The cauldron was lit by wheelchair racer Louise Sauvage at the opening ceremony for the Sydney Paralympic Games on 18 October 2000. A miniature cauldron rose from beneath the centre stage. After being lit, it threw a flame in the direction of the cauldron at the top of the grandstand where it had burned during the Olympics. A relay of fireworks carried the flame along the length of the field to ignite the cauldron.

== After the Games ==
In 2001 the end stand on the northern part of the stadium was removed and Tzannes Associates commissioned to reinterpret the cauldron, in a nearby location now known as Cathy Freeman Park. There the stem was removed and the cauldron was repositioned on top of a group of 24 stainless steel poles organized in a haphazard arrangement, approximately 10 metres above the ground.

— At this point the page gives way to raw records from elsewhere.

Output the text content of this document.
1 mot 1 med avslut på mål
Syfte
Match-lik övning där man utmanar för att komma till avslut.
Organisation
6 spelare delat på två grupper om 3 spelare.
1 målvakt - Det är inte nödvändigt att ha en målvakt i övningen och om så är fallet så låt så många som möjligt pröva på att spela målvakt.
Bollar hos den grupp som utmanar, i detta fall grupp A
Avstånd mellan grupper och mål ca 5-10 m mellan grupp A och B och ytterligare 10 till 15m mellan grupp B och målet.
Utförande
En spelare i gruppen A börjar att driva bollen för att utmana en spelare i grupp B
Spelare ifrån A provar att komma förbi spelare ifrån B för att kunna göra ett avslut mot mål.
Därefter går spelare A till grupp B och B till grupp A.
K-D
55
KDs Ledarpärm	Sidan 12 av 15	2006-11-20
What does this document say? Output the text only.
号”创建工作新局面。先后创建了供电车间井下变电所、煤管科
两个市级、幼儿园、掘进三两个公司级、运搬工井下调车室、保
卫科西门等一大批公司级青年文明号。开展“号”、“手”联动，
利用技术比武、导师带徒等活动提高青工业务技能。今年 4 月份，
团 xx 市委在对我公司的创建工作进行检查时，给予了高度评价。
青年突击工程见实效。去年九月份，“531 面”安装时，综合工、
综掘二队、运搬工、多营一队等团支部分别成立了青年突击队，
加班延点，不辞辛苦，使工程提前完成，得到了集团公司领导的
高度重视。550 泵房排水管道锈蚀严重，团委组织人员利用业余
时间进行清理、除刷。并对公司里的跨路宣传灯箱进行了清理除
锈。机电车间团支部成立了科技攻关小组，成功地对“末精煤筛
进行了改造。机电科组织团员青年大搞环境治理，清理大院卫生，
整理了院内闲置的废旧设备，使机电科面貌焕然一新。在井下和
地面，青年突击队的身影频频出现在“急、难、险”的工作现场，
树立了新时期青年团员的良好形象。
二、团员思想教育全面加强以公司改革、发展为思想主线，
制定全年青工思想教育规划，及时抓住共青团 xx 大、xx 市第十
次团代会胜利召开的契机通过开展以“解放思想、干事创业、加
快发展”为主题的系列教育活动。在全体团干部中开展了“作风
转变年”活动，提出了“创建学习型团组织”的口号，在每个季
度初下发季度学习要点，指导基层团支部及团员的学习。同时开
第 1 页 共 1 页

The retrofitted cauldron includes a new burner system, and a water feature inside the perforated cladding. Both are fed via an underground plant room directly below that also houses the light fittings in the cauldron and infrastructure for the water feature. The cauldron operates intermittently as a fountain with water flowing over the sides of the cauldron onto the pavement below. It can still be lit with a flame for ceremonial occasions.

The cauldron is surrounded by the Roll of Honour, a decorative elliptical pavement inlaid with the names of all medalists at the Sydney Olympic and Paralympic Games.